A world-renowned surgeon is being investigated over claims he secretly hoarded thousands of bones belonging to patients he had operated on.
Derek McMinn, the inventor of a pioneering hip resurfacing technique used on former European Open champion Andrew Murray, has been suspended from Edgbaston Hospital in Birmingham where he carried out most of the surgeries, according to the hospital’s owner.
Dr McMinn allegedly kept the bones of at least 5,224 patients he operated on at the private hospital, the Independent reported, according to a leaked report by BMI Healthcare – which runs the hospital.
Circle Health Group, which acquired BMI Healthcare in June this year, said the hospital is now under new leadership and in a public statement that it was taking the issues “incredibly seriously”.
A spokesperson said: “We will leave no stone unturned in investigating these historic issues.
“They have all been reported to the appropriate authorities and we will co-operate closely with regulators to resolve them.”
Circle Health Group said Dr McMinn was immediately suspended and “recommendations and learnings have been made to staff”.
The Independent reports Dr McMinn – who did not reply to HuffPost UK’s request for comment through his website – is accused of collecting and storing body parts from patients over 25 years, breaching the Human Tissue Act, which prohibits the removing, storing or using of human tissue without appropriate consent.
He is also accused of keeping some of the bones at his farmhouse in Worcestershire, the Independent reports, and the matter has been referred to West Mercia Police.
The Care Quality Commission was first made aware of the issue in July last year, and the matter was reported to the Health Tissue Authority and General Medical Council the following month.
Investigations have continued over the past year, with the matter also referred to the Information Commissioner’s Office (ICO) – which subsequently took no further action.

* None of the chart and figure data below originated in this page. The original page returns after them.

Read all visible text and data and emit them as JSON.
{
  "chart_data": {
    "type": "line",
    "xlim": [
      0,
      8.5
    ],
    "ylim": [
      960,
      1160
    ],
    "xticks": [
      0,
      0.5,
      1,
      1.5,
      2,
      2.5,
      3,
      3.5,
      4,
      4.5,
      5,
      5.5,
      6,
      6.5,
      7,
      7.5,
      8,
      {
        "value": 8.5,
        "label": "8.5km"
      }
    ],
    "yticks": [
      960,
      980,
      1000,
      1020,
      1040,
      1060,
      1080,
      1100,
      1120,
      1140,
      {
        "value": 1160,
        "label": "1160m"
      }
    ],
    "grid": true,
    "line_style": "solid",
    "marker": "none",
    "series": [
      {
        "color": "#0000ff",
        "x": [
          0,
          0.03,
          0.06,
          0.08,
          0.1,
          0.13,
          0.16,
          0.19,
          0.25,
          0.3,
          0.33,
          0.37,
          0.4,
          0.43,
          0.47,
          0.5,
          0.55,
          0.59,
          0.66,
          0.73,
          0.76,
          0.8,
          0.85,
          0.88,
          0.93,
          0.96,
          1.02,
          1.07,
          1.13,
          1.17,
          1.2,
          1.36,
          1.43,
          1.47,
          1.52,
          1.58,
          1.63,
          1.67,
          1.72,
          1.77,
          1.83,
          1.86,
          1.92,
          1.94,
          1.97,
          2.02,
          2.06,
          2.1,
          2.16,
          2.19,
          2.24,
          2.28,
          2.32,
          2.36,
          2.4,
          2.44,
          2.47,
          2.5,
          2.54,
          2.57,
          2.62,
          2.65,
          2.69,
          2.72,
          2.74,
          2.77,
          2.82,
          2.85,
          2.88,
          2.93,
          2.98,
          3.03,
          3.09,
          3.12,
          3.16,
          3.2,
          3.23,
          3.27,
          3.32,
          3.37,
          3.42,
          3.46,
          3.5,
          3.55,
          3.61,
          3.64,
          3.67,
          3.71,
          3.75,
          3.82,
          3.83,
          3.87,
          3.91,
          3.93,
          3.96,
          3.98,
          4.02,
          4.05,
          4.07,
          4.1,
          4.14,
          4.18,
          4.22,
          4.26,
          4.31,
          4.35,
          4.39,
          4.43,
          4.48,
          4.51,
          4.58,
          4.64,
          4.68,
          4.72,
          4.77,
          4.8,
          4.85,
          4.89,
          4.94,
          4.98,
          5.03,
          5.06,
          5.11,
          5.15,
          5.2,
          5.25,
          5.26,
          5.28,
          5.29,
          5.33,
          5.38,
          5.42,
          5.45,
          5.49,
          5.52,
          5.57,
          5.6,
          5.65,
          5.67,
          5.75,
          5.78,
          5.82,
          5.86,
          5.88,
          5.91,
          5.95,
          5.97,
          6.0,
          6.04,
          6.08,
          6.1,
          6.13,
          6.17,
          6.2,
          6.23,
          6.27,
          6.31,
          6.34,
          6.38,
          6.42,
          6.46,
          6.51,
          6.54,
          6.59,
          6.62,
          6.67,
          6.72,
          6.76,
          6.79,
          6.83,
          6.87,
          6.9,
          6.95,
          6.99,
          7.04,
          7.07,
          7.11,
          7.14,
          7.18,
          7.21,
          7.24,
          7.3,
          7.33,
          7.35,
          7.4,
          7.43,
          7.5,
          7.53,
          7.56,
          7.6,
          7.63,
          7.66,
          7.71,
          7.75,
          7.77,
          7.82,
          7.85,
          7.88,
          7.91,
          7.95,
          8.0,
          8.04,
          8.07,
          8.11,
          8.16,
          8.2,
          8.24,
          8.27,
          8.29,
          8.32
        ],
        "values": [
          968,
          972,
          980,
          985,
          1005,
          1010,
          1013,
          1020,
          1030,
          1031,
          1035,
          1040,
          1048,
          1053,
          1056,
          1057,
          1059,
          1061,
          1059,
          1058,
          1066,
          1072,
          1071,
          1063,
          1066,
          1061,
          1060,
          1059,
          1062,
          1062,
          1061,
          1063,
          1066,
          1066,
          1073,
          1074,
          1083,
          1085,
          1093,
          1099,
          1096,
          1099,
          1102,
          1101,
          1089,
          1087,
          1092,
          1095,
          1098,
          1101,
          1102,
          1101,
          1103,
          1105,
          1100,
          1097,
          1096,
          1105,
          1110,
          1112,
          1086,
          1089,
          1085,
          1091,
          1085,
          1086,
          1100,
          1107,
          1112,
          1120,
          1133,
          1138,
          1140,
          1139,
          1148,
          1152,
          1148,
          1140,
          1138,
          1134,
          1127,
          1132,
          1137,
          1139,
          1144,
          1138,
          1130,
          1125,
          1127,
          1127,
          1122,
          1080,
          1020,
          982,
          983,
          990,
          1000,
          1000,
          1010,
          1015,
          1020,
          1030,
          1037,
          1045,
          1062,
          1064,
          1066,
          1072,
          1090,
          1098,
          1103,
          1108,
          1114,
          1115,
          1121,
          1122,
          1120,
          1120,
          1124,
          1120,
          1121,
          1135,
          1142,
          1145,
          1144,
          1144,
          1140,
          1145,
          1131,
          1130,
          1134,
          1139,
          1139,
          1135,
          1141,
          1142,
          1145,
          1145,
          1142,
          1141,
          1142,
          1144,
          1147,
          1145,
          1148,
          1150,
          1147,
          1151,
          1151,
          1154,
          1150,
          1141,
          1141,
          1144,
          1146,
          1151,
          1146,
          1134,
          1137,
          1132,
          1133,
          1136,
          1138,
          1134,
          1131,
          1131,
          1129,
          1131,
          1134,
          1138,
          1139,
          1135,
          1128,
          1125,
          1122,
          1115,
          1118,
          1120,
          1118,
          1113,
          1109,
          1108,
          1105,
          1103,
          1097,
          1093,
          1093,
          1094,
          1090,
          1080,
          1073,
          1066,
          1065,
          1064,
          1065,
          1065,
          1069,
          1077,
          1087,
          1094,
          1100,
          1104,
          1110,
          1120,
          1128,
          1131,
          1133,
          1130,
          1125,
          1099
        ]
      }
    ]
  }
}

A spokesperson for the Human Tissue Authority said: “Following an investigation after concerns were raised at the BMI The Edgbaston Hospital, we made a referral to the police.
“We cannot comment further on the police investigation.”
A spokesperson for West Mercia Police said: “We are currently investigating an allegation of Breach of Statutory Licensing requirements under the Human Tissue Act 2004 following a referral from the Human Tissue Authority. Our investigation relates to a private premises in Worcestershire.
“We are working with the relevant authorities as part of our on-going investigation.”
According to his online profile on The McMinn Centre website, which is also in Birmingham, Dr McMinn has performed more than 3,500 hip resurfacings and over 6,000 total hip replacements for patients “including several high profile athletes”.
He graduated from St Thomas’ Hospital in London in 1977 where he won the Cheselden medal and first prize in surgery.
“Surgeons come from around the world to observe and train with Mr McMinn in Birmingham,” the website states.
McMinn is understood to deny any wrongdoing.